Uma vez, um caçador de Canindé conseguiu abatê-la. Ele, o caçador, mostrou toda sua alegria por abater pássaro tão grande, que media dois metros de uma ponta à outra das suas asas. A população que se achegou para ver também manifestava a sua admiração e pedia ao caçador para repetir, mais uma vez, em que circunstância e como havia conseguido aquele feito. Foi um tiro certeiro que atingiu o coração do animal. Descobriu-se, em seguida, que este era o último exemplar daquela espécie.

A águia é um abutre que não faz parte do cardápio dos humanos. Sua carne é proibida pela Bíblia, embora seja digerível pelo estômago das pessoas. A carne dessa Águia do Arirão não foi aproveitada. Portanto, tratou-se de um prazer do caçador de matar por matar. Com isso, foi extinta a espécie nessa região do Sertão. Nunca mais foi visto aquele pássaro com voar altaneiro, nas primeiras horas do dia, em torno do Serrote do Arirão.

O que mais admira é que o caçador teve muitas pessoas da comunidade apoiando-o e admirando-se do seu feito.
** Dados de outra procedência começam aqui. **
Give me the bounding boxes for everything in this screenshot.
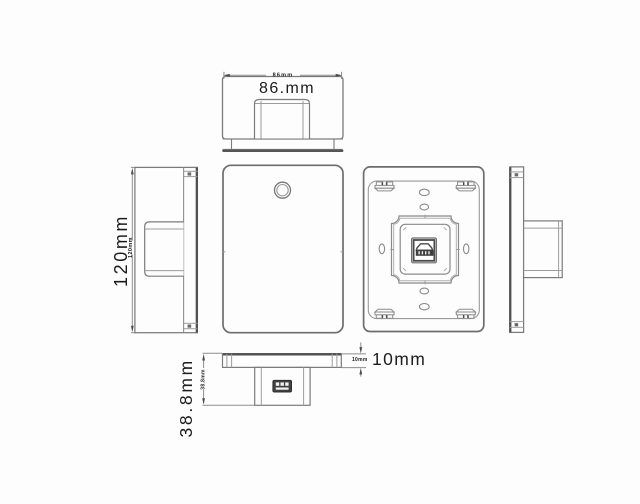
svg-text:120mm: 120mm [111,214,131,287]
svg-text:38.8mm: 38.8mm [200,369,206,390]
svg-text:10mm: 10mm [372,349,426,369]
svg-text:86mm: 86mm [273,73,294,79]
svg-text:38.8mm: 38.8mm [176,358,196,437]
svg-text:10mm: 10mm [352,357,368,363]
svg-text:86.mm: 86.mm [259,80,315,97]
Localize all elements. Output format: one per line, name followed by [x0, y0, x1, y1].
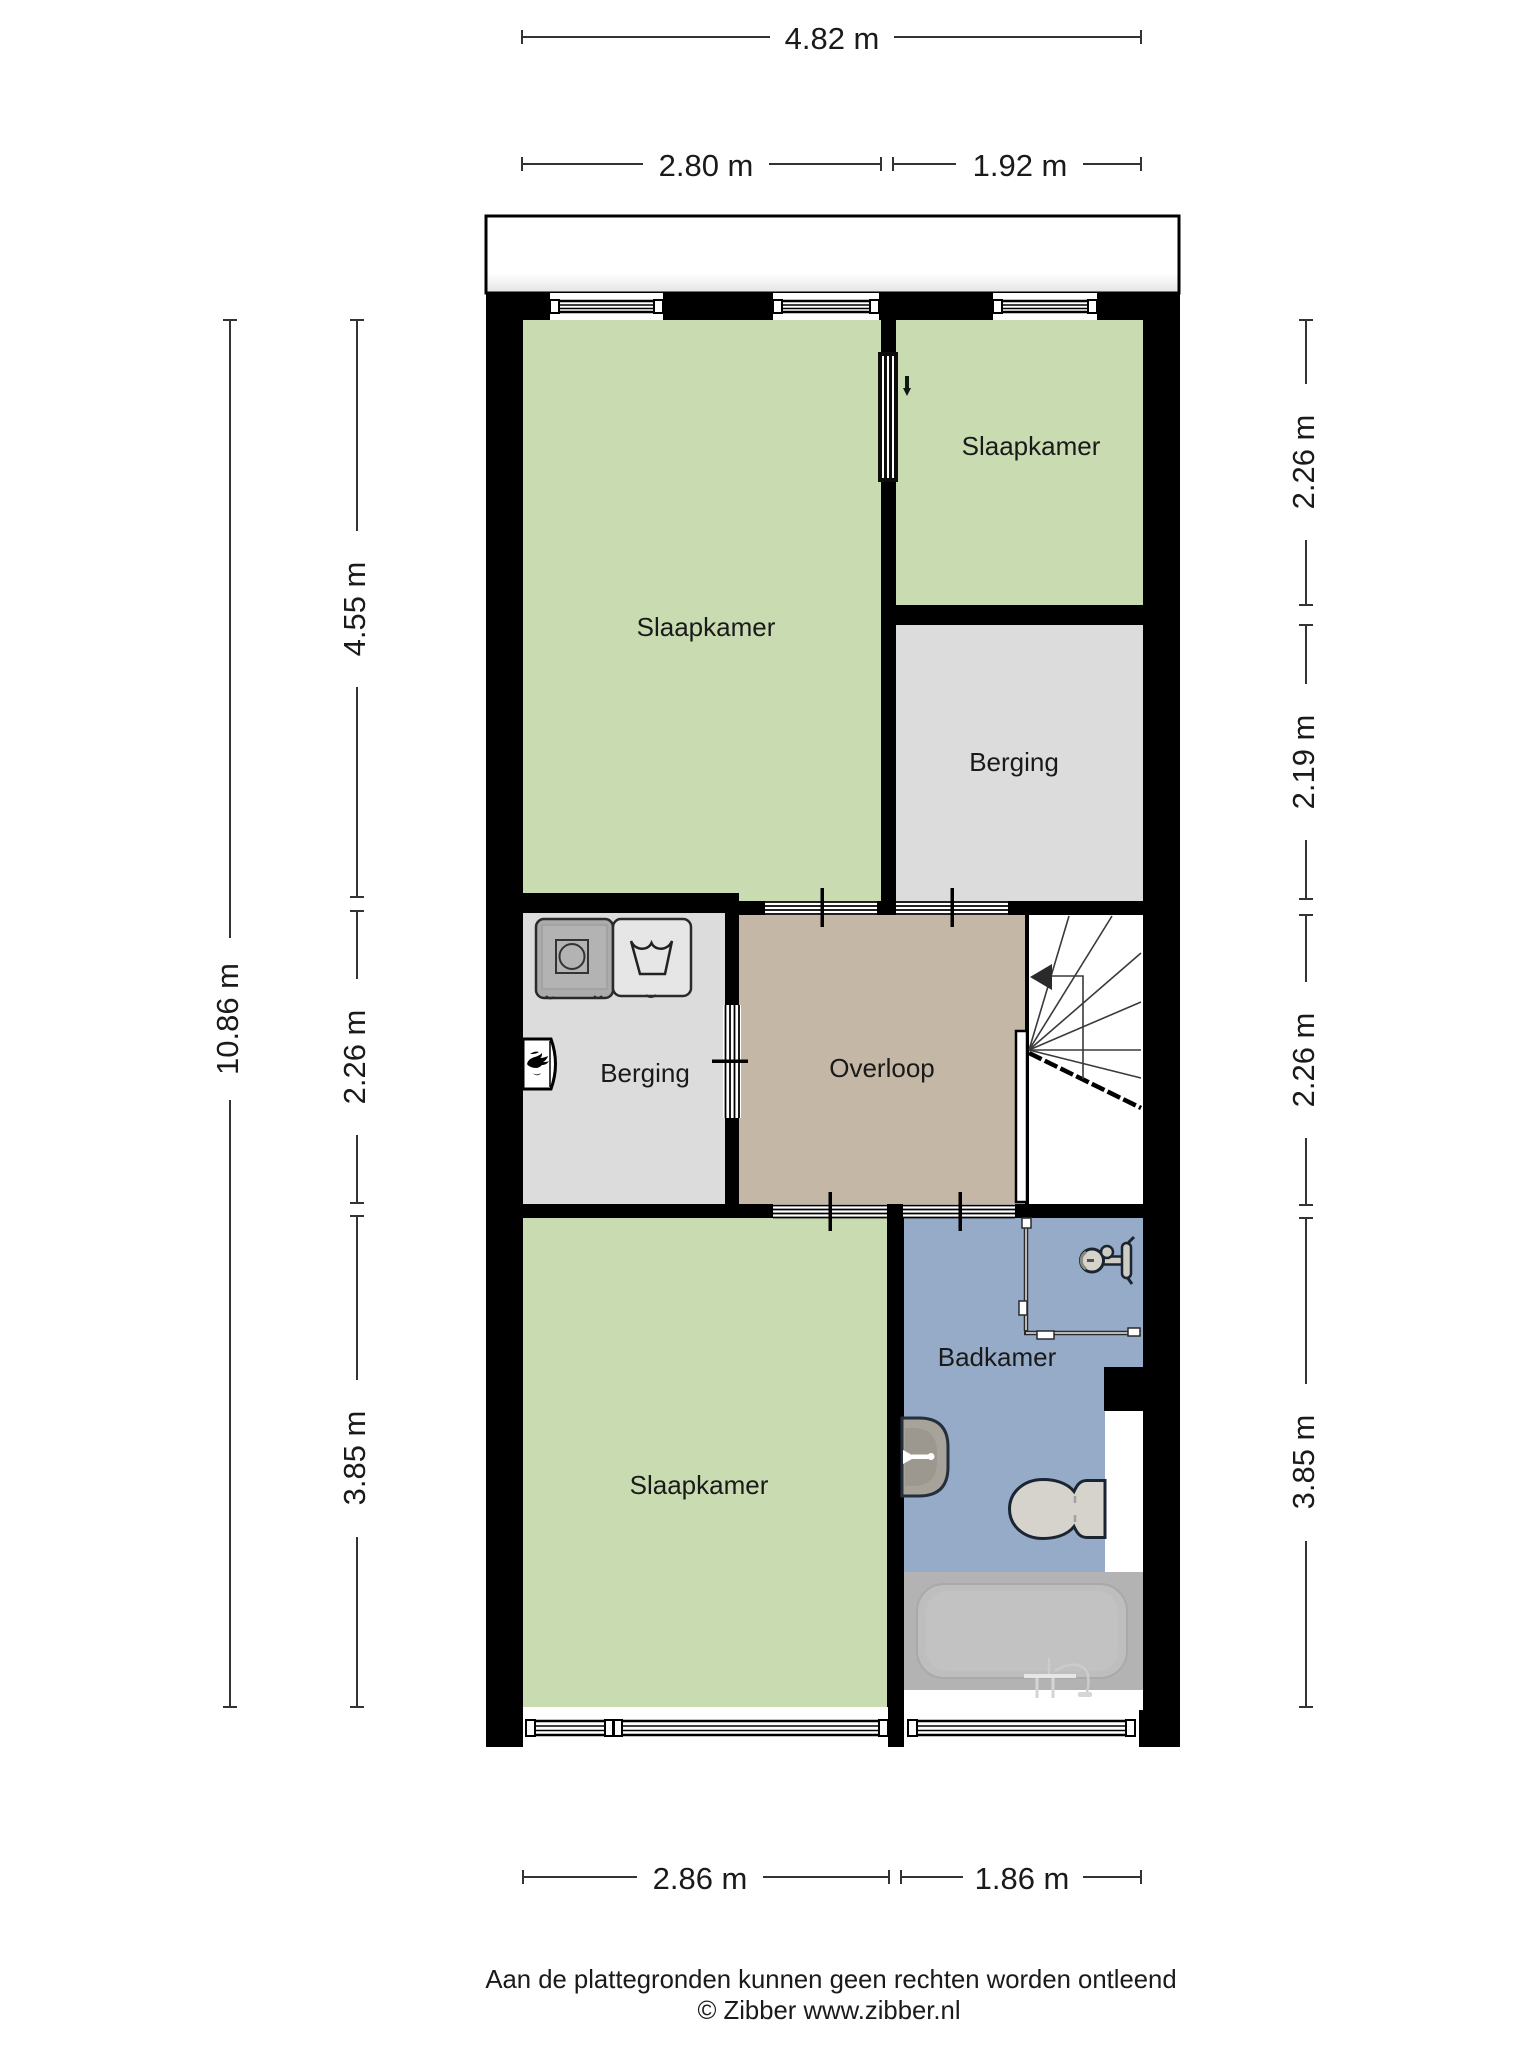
svg-text:Slaapkamer: Slaapkamer [637, 612, 776, 642]
svg-text:3.85 m: 3.85 m [1286, 1415, 1321, 1510]
svg-text:2.26 m: 2.26 m [337, 1010, 372, 1105]
svg-text:2.26 m: 2.26 m [1286, 1013, 1321, 1108]
svg-text:2.26 m: 2.26 m [1286, 415, 1321, 510]
svg-text:10.86 m: 10.86 m [210, 963, 245, 1075]
svg-text:Slaapkamer: Slaapkamer [630, 1470, 769, 1500]
svg-text:Slaapkamer: Slaapkamer [962, 431, 1101, 461]
svg-text:Overloop: Overloop [829, 1053, 935, 1083]
svg-text:2.19 m: 2.19 m [1286, 715, 1321, 810]
svg-text:3.85 m: 3.85 m [337, 1411, 372, 1506]
svg-text:2.80 m: 2.80 m [659, 148, 754, 183]
svg-text:1.86 m: 1.86 m [975, 1861, 1070, 1896]
svg-text:1.92 m: 1.92 m [973, 148, 1068, 183]
svg-text:© Zibber www.zibber.nl: © Zibber www.zibber.nl [697, 1997, 960, 2025]
svg-text:4.82 m: 4.82 m [785, 21, 880, 56]
svg-text:Badkamer: Badkamer [938, 1342, 1057, 1372]
svg-text:4.55 m: 4.55 m [337, 562, 372, 657]
svg-text:Aan de plattegronden kunnen ge: Aan de plattegronden kunnen geen rechten… [485, 1966, 1176, 1994]
svg-text:Berging: Berging [969, 747, 1059, 777]
svg-text:Berging: Berging [600, 1058, 690, 1088]
svg-text:2.86 m: 2.86 m [653, 1861, 748, 1896]
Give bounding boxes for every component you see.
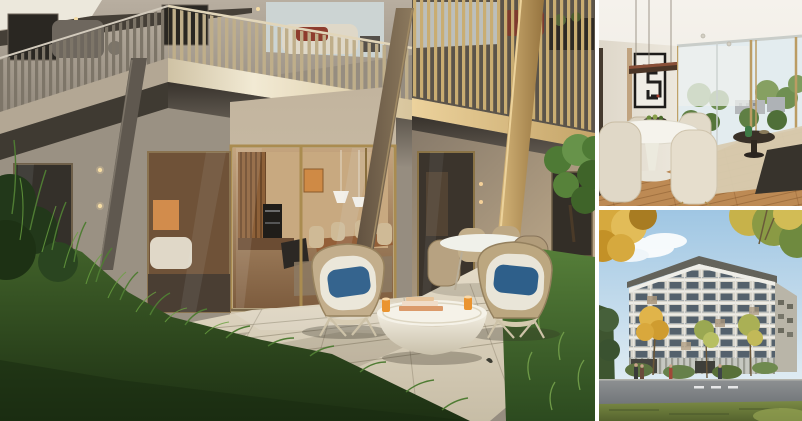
photo-collage [0,0,802,421]
ceiling-light [727,42,731,46]
dining-chair [599,122,641,202]
blue-cushion [493,264,540,296]
green-vase [745,126,752,137]
coffee-table [377,296,493,366]
dining-chair [671,130,717,204]
lawn [599,401,802,421]
photo-terrace-exterior [0,0,595,421]
abstract-artwork [635,54,665,107]
building-exterior-art [599,210,802,421]
street [599,379,802,404]
dining-interior-art [599,0,802,206]
terrace-exterior-art [0,0,595,421]
ceiling-light [701,34,705,38]
interior-artwork [304,169,323,192]
photo-dining-interior [599,0,802,206]
photo-building-exterior [599,210,802,421]
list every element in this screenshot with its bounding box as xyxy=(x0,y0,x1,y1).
Ninguém o censurou, embora alguém, sem se manifestar audivelmente, tenha ficado a ser perguntar até onde iremos com essa relação tão nefasta entre a espécie humana e as outras espécies.

Independentemente de classe social, raça ou cor, nossa atitude em relação às demais espécies animais e vegetais tem sido, ao longo da história, uma relação nefasta, capaz de a longo prazo cavar nossa própria sepultura.

Porque nossa vida é entrelaçada com a biodiversidade do Planeta e de cada lugar.